Die wirtschaftlichen Folgen von Schadensersatzansprüchen unterlegener Bieter sind weitreichend und können folgenreiche Konsequenzen haben. Dies ist ein großes Problem, das vieler Vergabestellen noch nicht bewusst ist, da die Anzahl solcher Fälle in der Praxis noch relativ gering ist. Allerdings nimmt die Zahl der entsprechenden Fälle zu, was die Bedeutung dieses Problems deutlich macht.

Zudem ist die Geltendmachung von Schadensersatzansprüchen für Bieter, die im Vergabeverfahren ungerechtfertigt benachteiligt wurden, eine hervorragende Möglichkeit, ihre Ausgaben der Angebotserstellung bzw. Teilnahmeantragserstellung ersetzt zu bekommen. In manchen Fällen können sie sogar ihren entgangenen Gewinn geltend machen. Zudem führt eine Schadensersatzklage zu einer Feststellung, dass das Vorgehen der Vergabestelle pflichtwidrig war und kann somit vor einer erneuten Benachteiligung in anderen Vergabeverfahren schützen.

Im 1. Teil unserer Serie über den Schadensersatz im Vergaberecht beschäftigen wir uns mit dem eigens für das Vergaberecht geschaffenen Schadensersatzanspruch aus § 181 GWB.

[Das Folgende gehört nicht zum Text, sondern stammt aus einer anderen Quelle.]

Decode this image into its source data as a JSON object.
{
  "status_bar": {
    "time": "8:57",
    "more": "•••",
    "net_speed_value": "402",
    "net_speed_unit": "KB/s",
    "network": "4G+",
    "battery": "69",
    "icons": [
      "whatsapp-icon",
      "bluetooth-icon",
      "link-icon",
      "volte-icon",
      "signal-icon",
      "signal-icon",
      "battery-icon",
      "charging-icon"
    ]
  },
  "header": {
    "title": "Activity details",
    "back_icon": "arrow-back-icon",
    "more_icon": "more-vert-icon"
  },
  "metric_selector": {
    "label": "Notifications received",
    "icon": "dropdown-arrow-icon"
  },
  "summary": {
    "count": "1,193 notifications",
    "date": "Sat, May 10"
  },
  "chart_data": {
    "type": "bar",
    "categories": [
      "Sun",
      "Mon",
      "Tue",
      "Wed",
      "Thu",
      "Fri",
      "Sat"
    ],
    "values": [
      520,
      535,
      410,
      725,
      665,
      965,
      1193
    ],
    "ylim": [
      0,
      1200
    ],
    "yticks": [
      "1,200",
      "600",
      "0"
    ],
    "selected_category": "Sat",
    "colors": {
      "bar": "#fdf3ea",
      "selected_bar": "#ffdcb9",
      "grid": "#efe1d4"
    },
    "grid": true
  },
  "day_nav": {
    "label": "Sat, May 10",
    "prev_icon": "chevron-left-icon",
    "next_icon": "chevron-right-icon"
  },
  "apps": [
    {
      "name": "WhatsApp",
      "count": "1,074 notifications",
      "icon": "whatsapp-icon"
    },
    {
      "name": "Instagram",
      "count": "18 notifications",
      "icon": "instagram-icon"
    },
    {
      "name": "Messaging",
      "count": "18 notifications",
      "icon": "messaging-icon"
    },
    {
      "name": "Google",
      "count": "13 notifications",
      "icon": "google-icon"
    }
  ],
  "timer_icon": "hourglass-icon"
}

Dieser findet grundsätzlich immer dann seine Anwendung, wenn das Vergabeverfahren im Anwendungsbereich des 4. Abschnitts des GWB also im Bereich der Oberschwelle stattgefunden hat.

Das Schadensersatzverlangen des § 181 GWB ist an mehrere Voraussetzungen gekoppelt.

Das EU-Vergaberecht muss einschlägig sein

Wie oben bereits ausgeführt ist § 181 GWB im Bereich der Unterschwelle nicht anwendbar. Somit muss zunächst geprüft werden, ob das Vergabeverfahren im Bereich der Oberschwelle stattgefunden hat. Dies findet man schnell über das von der Vergabestelle gewählte Verfahren heraus. Wurde ein offenes Verfahren, ein nicht offenes Verfahren, ein Verhandlungsverfahren, ein wettbewerblicher Dialog oder eine Innovationspartnerschaft durchgeführt, ist das Vergabeverfahren in der Zuständigkeit des 4. Teil des GWB angesiedelt und somit im Bereich der Oberschwellenvergabe einzuordnen.

Wenn ein Verstoß gegen bieterschützende Vorschriften vorliegt

Bieterschützende Vorschriften finden sich grundsätzlich in allen vergaberechtlichen Regelungskatalogen (VgV, SektVO, KonzVO, VSVgV, VOB/A-EG, VOB/A VS.). Jedoch sind nicht alle Vorschriften in den genannten Regelungswerken bieterschützend. Als Faustregel lässt sich feststellen: Vorschriften, die Transparenz und Gleichbehandlung im Vergabeverfahren sicherstellen, sind grundsätzlich immer bieterschützend. Vorschriften mit haushaltsrechtlicher, ordnungsrechtlicher oder gesamtwirtschaftspolitischer Zielsetzung sind es hingegen grundsätzlich nicht. Hier sollte immer eine individuelle Prüfung stattfinden.

Der Bieter muss eine echte Chance auf den Zuschlag haben

Hier legt die Rechtsprechung strenge Maßstäbe an. So heißt es z.B., eine „echte Chance“ im Sinne des § 181 S. 1 GWB bestünde nur dann, wenn das Angebot des Anspruchstellers bei objektiver Betrachtung in die engere Wahl gekommen sei oder zumindest hätte kommen müssen[1].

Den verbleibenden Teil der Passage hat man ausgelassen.